Oral Answers to Questions Debate
Full Debate: Read Full DebateSeema Kennedy
Main Page: Seema Kennedy (Conservative - South Ribble)Department Debates - View all Seema Kennedy's debates with the Department of Health and Social Care
(5 years, 4 months ago)
Commons ChamberWe want patients living with cystic fibrosis to get the best care possible. Progress in specialised treatment for patients with CF means that people are living healthier and longer lives, but I recognise that it is frustrating for everyone, in particular patients and their families, that a deal on Orkambi has not been reached. It is for Vertex and NHS England to enter negotiations. I urge Vertex to consider the latest offer from NHSE.
I have heard from people in Dudley and across the country about the difference that those new treatments make, but patients have been waiting for three and a half years now. Some families are having to take extreme measures to secure access to the drugs. Will the Minister and the Secretary of State meet me, people with cystic fibrosis or their parents, and the Cystic Fibrosis Trust so that we can get the whole thing sorted out and the wait for the drugs is not drawn out any longer with another summer or year of impasse?
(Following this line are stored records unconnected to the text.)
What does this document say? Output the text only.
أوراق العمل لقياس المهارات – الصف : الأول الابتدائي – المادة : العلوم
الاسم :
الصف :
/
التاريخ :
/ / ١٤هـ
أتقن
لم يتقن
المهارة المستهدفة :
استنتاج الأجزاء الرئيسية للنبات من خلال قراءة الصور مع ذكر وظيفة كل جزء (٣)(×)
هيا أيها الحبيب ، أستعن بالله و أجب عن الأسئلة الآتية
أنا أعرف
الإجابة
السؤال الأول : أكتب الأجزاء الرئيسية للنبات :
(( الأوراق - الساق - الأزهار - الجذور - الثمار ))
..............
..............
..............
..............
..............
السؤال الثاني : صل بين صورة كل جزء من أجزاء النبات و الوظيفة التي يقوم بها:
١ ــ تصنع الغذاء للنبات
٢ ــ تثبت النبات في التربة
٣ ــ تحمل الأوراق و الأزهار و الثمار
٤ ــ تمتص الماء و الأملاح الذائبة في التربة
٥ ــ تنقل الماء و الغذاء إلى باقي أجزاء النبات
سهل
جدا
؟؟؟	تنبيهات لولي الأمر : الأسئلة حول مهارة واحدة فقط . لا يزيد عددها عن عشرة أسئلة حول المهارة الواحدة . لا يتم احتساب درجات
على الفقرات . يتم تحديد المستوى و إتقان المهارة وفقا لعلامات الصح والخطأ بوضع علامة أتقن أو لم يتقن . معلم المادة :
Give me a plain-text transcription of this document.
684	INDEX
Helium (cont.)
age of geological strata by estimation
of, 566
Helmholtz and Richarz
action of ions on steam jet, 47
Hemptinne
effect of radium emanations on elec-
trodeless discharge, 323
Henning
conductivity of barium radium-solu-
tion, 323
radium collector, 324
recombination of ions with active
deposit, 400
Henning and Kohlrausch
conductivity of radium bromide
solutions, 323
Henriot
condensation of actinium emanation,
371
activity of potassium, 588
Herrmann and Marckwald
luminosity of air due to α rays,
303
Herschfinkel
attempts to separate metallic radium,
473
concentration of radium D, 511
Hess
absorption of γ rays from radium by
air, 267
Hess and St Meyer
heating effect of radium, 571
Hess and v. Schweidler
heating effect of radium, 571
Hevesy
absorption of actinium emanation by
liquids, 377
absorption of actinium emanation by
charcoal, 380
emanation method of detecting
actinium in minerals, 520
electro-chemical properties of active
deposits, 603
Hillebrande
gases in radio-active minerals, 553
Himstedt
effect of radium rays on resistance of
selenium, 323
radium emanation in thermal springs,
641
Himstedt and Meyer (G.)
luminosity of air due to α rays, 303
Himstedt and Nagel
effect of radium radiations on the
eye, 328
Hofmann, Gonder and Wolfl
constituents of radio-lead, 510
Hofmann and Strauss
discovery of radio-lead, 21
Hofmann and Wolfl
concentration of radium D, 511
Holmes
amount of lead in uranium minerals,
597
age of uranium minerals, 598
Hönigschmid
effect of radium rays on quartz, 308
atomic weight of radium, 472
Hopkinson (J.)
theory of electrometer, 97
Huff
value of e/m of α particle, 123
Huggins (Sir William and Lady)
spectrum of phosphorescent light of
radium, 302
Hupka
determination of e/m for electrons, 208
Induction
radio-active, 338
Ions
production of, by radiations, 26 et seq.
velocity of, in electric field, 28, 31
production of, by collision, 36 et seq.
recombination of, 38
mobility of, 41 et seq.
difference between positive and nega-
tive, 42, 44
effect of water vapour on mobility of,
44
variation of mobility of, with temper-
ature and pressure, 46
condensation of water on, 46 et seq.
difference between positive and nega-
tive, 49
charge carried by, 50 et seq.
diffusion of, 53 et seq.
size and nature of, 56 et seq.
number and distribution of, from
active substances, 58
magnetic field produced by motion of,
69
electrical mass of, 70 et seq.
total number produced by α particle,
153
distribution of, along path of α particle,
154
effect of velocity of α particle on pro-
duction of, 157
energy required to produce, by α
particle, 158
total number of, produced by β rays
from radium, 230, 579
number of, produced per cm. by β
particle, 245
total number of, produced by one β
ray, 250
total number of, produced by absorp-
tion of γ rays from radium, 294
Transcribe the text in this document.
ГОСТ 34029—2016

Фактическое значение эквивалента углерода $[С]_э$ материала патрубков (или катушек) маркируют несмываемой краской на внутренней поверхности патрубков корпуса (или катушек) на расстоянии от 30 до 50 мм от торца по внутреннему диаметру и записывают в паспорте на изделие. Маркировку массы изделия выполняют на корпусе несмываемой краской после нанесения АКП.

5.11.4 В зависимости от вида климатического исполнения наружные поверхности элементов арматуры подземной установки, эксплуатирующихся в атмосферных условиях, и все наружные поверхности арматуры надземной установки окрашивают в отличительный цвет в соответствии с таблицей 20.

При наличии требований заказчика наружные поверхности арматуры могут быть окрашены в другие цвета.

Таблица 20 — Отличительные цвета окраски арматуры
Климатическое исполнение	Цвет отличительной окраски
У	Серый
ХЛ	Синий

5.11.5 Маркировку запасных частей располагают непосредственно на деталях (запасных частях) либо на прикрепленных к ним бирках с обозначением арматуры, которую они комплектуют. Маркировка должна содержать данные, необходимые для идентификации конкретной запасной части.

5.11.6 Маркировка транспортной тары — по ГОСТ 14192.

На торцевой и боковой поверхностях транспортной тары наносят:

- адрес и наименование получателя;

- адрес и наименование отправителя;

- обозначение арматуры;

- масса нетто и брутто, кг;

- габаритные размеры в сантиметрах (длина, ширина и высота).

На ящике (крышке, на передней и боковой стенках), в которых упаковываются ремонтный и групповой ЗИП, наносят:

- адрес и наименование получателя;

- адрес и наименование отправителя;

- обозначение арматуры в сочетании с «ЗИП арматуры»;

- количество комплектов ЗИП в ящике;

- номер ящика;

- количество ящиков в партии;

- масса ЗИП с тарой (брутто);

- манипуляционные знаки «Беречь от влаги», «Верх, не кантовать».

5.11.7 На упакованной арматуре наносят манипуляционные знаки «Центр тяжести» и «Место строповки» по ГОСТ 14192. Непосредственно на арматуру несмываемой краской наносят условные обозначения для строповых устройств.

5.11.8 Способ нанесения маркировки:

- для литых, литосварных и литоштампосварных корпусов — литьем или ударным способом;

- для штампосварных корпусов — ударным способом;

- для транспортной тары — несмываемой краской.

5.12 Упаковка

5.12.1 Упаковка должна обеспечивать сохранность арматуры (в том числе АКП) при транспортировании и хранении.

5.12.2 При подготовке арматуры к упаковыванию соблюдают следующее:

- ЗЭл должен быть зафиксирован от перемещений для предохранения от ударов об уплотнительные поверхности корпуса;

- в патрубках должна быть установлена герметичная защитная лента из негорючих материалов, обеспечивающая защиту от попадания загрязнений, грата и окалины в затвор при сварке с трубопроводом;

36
I recognise and share the frustration of patients and their families. The situation has been going on for far too long. I again urge Vertex to accept the offer. The hon. Gentleman has been in touch about a meeting, and I understand that we have responded to say that we will give him a firm date shortly.
Sufferers of CF, as we have heard, are well used to the new hope of changes in the Government, but it soon becomes yet another false dawn: they are left drowning in their disease without access to Orkambi. The Minister has to lean in on the business end of the job that she has to do. Will the Government use their leverage, support the buyers’ club—the drastic action that CF sufferers are having to take—and supplement access to the equivalent of Orkambi? That might finally get Vertex to the table to do a deal on this important issue.
As I said to the hon. Gentleman and other hon. Members in the Westminster Hall debate on the drug, a deal is the preferred option. However, the attitude taken by Vertex, which has been called an outlier in this situation, means that my right hon. Friend the Health Secretary has instructed NHS England to look at other options.
Over the past three years, all of us in this House have heard the numerous calls for Orkambi to be made available to cystic fibrosis patients. The Minister could go down in history if she takes the all-important step this week, while still in her job—I hope she will still be in the job tomorrow—of announcing an alternative route to access cystic fibrosis drugs, such as a Crown use licence or clinical trials. Today, before we break for recess, will she commit to that so that families can have Orkambi now?
The National Institute for Health and Care Excellence process is important, because it is an independent expert review and the way in which we allocate resources sensibly. The Crown use licence is not a quick or easy solution, and it is open to legal challenge, which might delay things even more. Vertex has been offered the biggest settlement in NHS history, and I urge the company to accept it. However—I have said this on numerous occasions from this Dispatch Box and in Westminster Hall—the Secretary of State has urged and asked NHS England to look at other options, such as the ones to which the shadow Minister has referred.
Missed appointments are a waste of NHS resources, and we believe that encouraging patients to use the NHS sensibly and responsibly is the right approach. We are encouraging a range of local schemes to help to reduce missed appointments, with clinical commissioning groups and practices embracing technology and adopting a variety of approaches, such as text reminders, patient-recorded bookings and the increased use of online systems that make it quick and easy for patients to change and cancel appointments.
A GP surgery in my constituency has reported that in one month this year, 78 people failed to keep their appointment and failed to cancel it. Those failures led to the surgery losing 11 hours’ working time. The surgery has announced that it will consider removing patients from its register if they miss three consecutive appointments. Does my hon. Friend support that proposal, and does she think that the policy should be rolled out across other surgeries?
Local NHS organisations know their populations best, and that is why the Government support locally led initiatives to reduce missed appointments. The evidence shows us that people are less likely to miss an appointment if they have a convenient option. Swale CCG has a “Did Not Attend” campaign, which will run across the region this summer and support his constituents in making sure that they use their appointments responsibly.
Is the Minister aware of any research that has been done, not just on missed appointments, but on repeat offenders who periodically miss their appointments, and the effect that has? What can be done to ensure that that is not repeated beyond today?
There is no overall estimate of the number of people who miss their appointments. We want to encourage people to be responsible, but we also want to make booking appointments as easy as possible by having things such as online and text booking. NHS England will shortly conduct an access review, which will look at ways of developing a coherent offer to patients in terms of how they access their practice appointments. We will therefore make things easier, and hopefully bring down the number of people who miss an appointment.
When drugs have been approved by NICE, there is an obligation to prescribe them. If the hon. Lady will write to me, I shall be able to look into this matter more closely.
I welcome the consultation on NHS pensions that was announced this week, and while I do not think that 50:50 is the ultimate solution, I welcome the invitation to present other proposals. However, given that this is causing an issue now, how quickly does the Department think that it will be able to turn the outcome of the consultation into action?